The Portland Metropolitan area comprises Multnomah, Washington, and Clackamas Counties, as well as the southern edge of Clark County in Washington State across the Columbia River to the north. The area is home to nearly two million people, who live, work, and play in one of the most beautiful urban areas in the country—at least, that’s what we think.
Portland sits just to the south of the confluence of the Willamette and Columbia Rivers; it is indeed a port city. It is situated approximately 70 miles from the Pacific Ocean and connects to the Pacific via the Columbia River. Its busy shipping schedule makes it the third-leading commercial maritime center on the West Coast. A significant portion of its freight is eastern Oregon grain, barged down the Columbia, loaded into huge grain elevators, and poured into freighters heading for Asia. On the receiving end, Portland is the third-largest West Coast port for ships bringing Japanese cars into the United States.
Visitors come from all over to see what makes the Portland area different from other parts of the country and world. This chapter emphasizes the local and regional attractions—natural, historical, and contemporary—that define and characterize our area. Getting to these attractions is usually simple. Most are concentrated within the city center. Downtown Portland, which is encompassed in our Southwest Portland section, is agreeable for walking, and even if the weather is not entirely cooperative, the distances are relatively short. Fareless Square, a downtown zone along the bus mall (in which bus fare is free), invites visitors to join local residents on buses, MAX trains, and streetcars to get around downtown more easily. Visitors to attractions in outlying areas, such as Fort Vancouver, will depend more on cars. You can still take public transportation, but it requires more planning and commitment.

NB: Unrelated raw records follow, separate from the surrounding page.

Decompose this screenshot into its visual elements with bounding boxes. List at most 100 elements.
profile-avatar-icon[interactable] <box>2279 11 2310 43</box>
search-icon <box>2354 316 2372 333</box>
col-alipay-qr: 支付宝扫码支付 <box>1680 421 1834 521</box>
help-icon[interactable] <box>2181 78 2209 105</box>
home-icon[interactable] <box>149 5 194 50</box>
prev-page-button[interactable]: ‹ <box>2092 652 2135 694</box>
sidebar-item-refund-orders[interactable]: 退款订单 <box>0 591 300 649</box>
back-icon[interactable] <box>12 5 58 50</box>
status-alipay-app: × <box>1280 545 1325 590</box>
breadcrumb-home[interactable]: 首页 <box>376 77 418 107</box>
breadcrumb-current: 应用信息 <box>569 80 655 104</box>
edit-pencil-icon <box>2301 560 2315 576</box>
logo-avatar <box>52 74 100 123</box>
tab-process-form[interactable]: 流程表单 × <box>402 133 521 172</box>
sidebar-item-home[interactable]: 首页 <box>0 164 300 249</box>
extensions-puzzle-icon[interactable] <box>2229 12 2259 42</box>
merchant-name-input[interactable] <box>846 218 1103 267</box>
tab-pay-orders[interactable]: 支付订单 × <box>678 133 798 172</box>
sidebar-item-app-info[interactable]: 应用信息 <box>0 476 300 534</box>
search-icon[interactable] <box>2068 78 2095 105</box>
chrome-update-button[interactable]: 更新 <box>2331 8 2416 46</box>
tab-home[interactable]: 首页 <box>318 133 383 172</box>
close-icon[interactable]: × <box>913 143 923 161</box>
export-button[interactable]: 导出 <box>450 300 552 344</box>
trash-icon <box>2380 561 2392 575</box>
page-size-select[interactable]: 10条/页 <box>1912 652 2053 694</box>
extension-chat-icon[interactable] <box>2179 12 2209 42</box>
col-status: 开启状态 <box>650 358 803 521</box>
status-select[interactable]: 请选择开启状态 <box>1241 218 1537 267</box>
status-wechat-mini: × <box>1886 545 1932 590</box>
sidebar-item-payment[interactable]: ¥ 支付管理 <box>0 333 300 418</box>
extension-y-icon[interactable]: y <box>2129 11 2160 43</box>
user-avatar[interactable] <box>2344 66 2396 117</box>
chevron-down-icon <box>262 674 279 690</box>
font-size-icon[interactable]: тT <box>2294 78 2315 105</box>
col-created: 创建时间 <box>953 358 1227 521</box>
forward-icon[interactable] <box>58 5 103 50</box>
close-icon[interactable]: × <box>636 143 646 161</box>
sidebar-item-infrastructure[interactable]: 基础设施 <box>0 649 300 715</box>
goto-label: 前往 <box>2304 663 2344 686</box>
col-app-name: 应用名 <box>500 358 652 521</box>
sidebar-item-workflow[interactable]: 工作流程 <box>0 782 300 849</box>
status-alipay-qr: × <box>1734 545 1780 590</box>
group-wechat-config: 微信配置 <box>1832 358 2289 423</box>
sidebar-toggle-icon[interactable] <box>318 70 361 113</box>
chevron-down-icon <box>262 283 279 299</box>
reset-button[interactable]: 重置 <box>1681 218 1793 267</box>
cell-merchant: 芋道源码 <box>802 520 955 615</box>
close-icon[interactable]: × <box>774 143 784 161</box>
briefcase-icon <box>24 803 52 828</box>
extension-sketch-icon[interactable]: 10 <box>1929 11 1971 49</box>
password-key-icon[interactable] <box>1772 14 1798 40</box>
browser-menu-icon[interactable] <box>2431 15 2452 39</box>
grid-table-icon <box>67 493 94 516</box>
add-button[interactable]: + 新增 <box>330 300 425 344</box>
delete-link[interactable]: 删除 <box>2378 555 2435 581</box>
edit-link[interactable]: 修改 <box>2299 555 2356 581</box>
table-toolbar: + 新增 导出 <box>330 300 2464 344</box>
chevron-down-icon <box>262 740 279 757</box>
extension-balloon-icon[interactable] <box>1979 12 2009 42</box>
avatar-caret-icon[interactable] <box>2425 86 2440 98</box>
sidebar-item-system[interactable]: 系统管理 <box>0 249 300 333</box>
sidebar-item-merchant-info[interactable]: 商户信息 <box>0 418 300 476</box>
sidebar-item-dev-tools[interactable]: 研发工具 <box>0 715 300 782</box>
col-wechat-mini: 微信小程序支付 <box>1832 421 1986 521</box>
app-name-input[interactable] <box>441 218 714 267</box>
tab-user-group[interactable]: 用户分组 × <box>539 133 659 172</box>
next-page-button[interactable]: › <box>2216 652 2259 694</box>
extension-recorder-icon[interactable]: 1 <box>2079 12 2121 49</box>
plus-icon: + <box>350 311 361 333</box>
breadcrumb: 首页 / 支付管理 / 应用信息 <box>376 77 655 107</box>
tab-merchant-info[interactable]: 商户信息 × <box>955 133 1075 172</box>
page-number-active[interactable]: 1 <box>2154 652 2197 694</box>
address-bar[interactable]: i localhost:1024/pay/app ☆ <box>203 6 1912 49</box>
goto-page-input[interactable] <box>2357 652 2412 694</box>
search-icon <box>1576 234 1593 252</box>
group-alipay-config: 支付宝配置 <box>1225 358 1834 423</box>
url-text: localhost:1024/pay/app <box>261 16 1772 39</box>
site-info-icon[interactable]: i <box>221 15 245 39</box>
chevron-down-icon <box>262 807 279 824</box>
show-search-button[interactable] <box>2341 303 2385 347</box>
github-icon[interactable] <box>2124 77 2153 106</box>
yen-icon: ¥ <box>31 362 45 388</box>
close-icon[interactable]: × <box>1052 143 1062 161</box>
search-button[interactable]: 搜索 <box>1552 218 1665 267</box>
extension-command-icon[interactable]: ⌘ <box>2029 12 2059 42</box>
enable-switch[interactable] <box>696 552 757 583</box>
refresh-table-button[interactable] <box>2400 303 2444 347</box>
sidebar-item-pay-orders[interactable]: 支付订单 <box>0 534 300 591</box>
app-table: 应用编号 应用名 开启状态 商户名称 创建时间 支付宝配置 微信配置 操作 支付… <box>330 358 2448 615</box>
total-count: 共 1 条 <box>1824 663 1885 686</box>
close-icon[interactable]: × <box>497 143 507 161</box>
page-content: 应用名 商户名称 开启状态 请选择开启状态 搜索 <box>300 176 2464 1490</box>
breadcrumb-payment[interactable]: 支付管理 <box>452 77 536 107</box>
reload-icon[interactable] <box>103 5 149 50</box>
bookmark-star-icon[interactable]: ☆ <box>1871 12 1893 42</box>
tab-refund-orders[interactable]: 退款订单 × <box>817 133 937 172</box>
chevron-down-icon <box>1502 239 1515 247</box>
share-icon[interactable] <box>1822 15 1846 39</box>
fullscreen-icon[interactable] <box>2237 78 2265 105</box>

The entire Portland Metro area is an attraction, full of interesting things to watch, do, hear, and taste. During the spring and summer, expect the occasional parade, especially during the Rose Festival and on the Fourth of July, as well as street festivals, bike races, weekend runs, and even the occasional protest outside some government building. For more information about special happenings, see our Festivals and Annual Events chapter, and for other attractions, such as galleries and museums, see The Arts chapter. Additionally, if you’re traveling with kids, you may want to check out the children’s museums and amusement parks in the Kidstuff chapter. We have made every effort to report the most current and accurate hours and addresses. However, given the rate of change in the area, visitors are advised to call their destination beforehand to make sure the information is accurate.
“If a place has a reputation as being great for children,” one of our friends once observed, “it’s probably no good for adults.” Fortunately, he wasn’t referring to his native city. Portland is a great place both for children and for the adults who live with them. Many of the area’s major attractions—Washington Park, the Chinese Garden, the Oregon History Center—interest persons both small and large, and many of the attractions designed just for children hold a kind of giddy appeal for their guardians. Here, then, are some of our favorite places to go with children in the Portland Metro area and a little beyond.
A chief pleasure of living in or visiting Portland is its proximity to so many other beautiful places. A two hours’ drive west of Portland will take you to the magnificent Oregon coast with its forests, rock formations, and unsullied beaches, while in half an hour, you will be immersed in the rich and fertile Willamette Valley wine country. An easy hour’s drive east leads to the awe-inspiring Columbia Gorge and its stunning waterfalls and, by another route, the majestic Mount Hood. If you drive south, in an hour you’ll reach the largest and one of the loveliest state parks in Oregon, Silver Falls State Park. So pack your picnic basket, a good map and, of course, your Insiders’ Guide, and go discover Oregon firsthand.